Alumni Park was formed on the green space on the corner where the school had been located. A picture of the old gymnasium and school is etched in a black granite oval in the park which was donated by the James White family. Alumni Park was dedicated on June 2, 2001.
In August, 2005, the following renovation was completed to the high school: Freshman Academy with ten new classrooms, new auditorium with an 1100 seat capacity, fine arts center for the band, chorus, and visual arts, auxiliary gymnasium, and updated cafeteria which includes a food court.
In March, 2006, a referendum was passed for building Dunlap Valley Middle School. This facility opened in August, 2008, for sixth, seventh, and eighth grade students.
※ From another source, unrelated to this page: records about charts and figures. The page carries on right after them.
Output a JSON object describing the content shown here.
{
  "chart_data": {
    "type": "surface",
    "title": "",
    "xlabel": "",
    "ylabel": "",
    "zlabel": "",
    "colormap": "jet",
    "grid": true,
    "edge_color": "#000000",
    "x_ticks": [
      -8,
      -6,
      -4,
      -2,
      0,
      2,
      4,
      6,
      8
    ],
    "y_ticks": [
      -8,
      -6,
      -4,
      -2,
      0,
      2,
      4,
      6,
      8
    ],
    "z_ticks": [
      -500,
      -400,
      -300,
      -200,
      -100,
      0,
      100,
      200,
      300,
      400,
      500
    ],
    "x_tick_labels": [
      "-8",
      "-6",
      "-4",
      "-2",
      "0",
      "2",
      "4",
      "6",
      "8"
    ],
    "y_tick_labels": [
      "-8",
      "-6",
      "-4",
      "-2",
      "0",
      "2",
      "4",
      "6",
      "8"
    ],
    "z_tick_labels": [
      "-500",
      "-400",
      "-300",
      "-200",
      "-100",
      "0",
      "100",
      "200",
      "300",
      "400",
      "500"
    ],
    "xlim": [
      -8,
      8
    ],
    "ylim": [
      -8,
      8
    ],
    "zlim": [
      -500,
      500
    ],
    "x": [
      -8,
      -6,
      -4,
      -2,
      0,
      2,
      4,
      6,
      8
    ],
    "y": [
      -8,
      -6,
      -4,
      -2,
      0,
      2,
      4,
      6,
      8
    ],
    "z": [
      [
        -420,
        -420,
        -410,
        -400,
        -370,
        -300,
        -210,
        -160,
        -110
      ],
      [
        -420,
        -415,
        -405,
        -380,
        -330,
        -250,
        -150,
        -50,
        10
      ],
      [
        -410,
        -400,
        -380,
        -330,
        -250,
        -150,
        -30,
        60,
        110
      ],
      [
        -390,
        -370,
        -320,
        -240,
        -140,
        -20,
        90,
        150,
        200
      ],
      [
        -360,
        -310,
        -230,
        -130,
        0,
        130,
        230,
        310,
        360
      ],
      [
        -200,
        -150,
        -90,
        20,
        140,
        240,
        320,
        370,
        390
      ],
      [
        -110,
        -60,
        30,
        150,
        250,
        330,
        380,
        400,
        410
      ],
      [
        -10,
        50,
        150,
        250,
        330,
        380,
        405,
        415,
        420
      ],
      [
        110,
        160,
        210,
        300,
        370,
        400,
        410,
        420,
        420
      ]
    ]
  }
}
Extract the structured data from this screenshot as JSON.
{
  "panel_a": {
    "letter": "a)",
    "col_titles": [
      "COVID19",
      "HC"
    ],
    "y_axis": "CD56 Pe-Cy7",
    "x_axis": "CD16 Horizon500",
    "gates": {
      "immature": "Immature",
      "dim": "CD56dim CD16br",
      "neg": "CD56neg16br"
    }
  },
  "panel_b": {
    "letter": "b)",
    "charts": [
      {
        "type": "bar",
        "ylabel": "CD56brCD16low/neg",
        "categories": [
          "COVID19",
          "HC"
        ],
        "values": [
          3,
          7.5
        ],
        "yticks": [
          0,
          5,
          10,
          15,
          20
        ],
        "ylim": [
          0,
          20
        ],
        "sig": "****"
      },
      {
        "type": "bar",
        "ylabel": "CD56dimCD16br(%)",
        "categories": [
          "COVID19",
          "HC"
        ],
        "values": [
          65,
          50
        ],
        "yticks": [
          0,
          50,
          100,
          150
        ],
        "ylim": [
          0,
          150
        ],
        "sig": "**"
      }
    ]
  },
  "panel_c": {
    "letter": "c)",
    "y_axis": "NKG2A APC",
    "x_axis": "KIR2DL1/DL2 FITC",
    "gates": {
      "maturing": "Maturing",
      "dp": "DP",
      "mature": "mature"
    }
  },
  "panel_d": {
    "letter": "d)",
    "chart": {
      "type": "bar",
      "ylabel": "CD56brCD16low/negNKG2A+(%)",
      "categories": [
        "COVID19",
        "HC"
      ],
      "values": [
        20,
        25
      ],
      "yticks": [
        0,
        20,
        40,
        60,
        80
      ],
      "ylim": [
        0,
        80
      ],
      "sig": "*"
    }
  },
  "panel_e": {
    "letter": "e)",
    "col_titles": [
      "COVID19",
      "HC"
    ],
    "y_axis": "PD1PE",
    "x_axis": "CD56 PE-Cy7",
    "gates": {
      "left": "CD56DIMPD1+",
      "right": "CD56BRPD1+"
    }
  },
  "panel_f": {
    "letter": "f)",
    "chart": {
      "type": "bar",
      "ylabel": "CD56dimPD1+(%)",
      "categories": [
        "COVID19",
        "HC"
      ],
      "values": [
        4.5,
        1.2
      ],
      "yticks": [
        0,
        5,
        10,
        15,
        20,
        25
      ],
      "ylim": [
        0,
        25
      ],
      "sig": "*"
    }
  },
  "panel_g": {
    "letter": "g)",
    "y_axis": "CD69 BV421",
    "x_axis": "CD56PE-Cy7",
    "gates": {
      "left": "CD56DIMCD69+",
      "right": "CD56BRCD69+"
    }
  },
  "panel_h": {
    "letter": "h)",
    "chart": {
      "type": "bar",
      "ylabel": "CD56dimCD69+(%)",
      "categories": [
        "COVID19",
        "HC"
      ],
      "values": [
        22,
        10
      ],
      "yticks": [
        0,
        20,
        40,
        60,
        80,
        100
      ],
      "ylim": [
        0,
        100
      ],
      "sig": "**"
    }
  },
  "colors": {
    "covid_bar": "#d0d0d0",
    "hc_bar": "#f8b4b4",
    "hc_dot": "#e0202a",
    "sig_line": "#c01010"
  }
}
In February, 2010, the District Office moved to a leased space in Peoria in order for the high school to expand the office area into classrooms.
In September, 2010, ten additional classrooms were added to Dunlap High School, including two computer labs and a science lab. This was the Phase 1 constructions at Dunlap High School.
In November, 2010, a referendum was passed for building Hickory Grove Elementary School. This facility opened in August, 2012.
In September 2011, $5,000,000 in athletic upgrades were completed including artificial turf football field, new soccer complex, concession stands, and a new tennis complex.
In August 2013, a new modular classroom building was added at Wilder-Waite Elementary School to accommodate growth. This included restrooms and four classrooms.
In August 2014, Dunlap High School completed a two story addition to the current school (Phase 2 construction). The additions included a renovated cafeteria, updated locker rooms, weight room, new science labs, computer labs, robotics lab, and a capacity for 1,800 students.